6-6   * or blank. If blank, the edit is fatal. If an *, it is not.
7-7   Edit class (A-Z) Used to group edits for reporting purposes 8-8   Unused
9-71 Edit description

The whole idea here is that while processing is ongoing we set edits without regard to their hierarchy or whether they will actually be a fatal edit. These can change as the job proceeds. We also set edits without regard to any previous edit so they're completely independent. So if the output is not as expected (or needed) we could easily do "what if" scenarios.

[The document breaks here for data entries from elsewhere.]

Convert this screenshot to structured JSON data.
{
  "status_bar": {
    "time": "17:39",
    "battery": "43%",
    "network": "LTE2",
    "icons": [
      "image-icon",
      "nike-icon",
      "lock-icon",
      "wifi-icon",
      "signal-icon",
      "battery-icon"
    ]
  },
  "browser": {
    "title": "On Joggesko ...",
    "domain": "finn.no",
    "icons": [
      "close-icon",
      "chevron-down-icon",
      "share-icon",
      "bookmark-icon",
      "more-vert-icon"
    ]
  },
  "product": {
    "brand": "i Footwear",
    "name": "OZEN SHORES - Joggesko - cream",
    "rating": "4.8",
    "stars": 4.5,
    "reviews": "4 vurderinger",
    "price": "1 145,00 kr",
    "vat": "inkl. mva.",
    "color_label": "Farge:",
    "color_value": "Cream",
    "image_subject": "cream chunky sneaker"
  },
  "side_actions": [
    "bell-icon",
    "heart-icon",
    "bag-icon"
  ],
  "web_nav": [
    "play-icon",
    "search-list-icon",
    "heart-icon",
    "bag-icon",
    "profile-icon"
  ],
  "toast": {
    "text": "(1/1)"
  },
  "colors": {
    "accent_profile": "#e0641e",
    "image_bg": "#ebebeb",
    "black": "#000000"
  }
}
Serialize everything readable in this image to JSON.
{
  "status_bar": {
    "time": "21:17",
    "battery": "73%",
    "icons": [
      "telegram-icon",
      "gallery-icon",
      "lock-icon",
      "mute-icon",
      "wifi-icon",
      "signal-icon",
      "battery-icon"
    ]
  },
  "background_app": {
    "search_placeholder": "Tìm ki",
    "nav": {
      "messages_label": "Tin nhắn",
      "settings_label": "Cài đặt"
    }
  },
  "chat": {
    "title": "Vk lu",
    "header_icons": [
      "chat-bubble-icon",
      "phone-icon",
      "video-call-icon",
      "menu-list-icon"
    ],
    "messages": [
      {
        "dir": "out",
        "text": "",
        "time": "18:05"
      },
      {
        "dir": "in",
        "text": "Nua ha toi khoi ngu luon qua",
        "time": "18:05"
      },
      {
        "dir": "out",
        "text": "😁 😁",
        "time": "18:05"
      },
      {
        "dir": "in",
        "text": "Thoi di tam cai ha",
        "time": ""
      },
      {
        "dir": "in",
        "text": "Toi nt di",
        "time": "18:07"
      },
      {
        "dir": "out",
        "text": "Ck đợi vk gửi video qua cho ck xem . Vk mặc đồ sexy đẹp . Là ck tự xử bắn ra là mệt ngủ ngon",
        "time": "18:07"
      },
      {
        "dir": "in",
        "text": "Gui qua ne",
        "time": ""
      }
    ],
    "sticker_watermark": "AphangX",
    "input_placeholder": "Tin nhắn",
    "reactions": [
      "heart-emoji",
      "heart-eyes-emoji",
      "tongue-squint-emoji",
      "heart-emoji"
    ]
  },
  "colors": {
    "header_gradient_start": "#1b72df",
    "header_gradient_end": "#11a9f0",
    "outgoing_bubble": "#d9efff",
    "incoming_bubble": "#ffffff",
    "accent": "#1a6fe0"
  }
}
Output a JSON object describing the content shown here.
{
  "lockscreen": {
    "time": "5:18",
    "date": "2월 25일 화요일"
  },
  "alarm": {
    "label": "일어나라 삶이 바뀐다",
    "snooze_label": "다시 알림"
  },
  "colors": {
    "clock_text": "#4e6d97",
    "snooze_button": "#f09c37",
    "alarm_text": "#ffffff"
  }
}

Processing on Disk - Update in Place

This system was implemented for magnetic tape, first with 9-track tapes and later with the much more reliable cartridge tapes. Disk would have been definitely preferred, but tape was necessary because the number of input records regularly exceeded 10 million. However, from day one I dreamed that one day I would have enough disk storage so I'd essentially have all the gross input records in one physical file. I would then do the process in what is called an "update in place." Physically, you read the record, process it, and write it back onto the disk in that same position.

Update in place flowchart

Of course, this technique was not without risk. It was relatively easy to accidently overwrite the data. So every 3rd or 4th step the disk file was offloaded onto tape for temporary archiving. But the standard update program shell had other built in safeguards. Key sections of the input record (parts that are never updated during the process) are saved and before the record is written these areas are checked to be sure they are unchanged. If they are, the job is immediately cancelled. I should mention this offered the chance to speed up the process by doing some overlap. In typical tape sequential processing, you couldn't start the the next step until the previous one completed. But in this disk process you could do exactly that. This was also not without an important risk. The step executing behind better not catch up to the one ahead! So where were we in the process? We would display checkpoints on the operator console, generally when a million records were processed.

After I left Computer Graphics I would learn that the update in place methodology was abandoned because of the fear of accidently destroying the database. So they did strictly tape processing.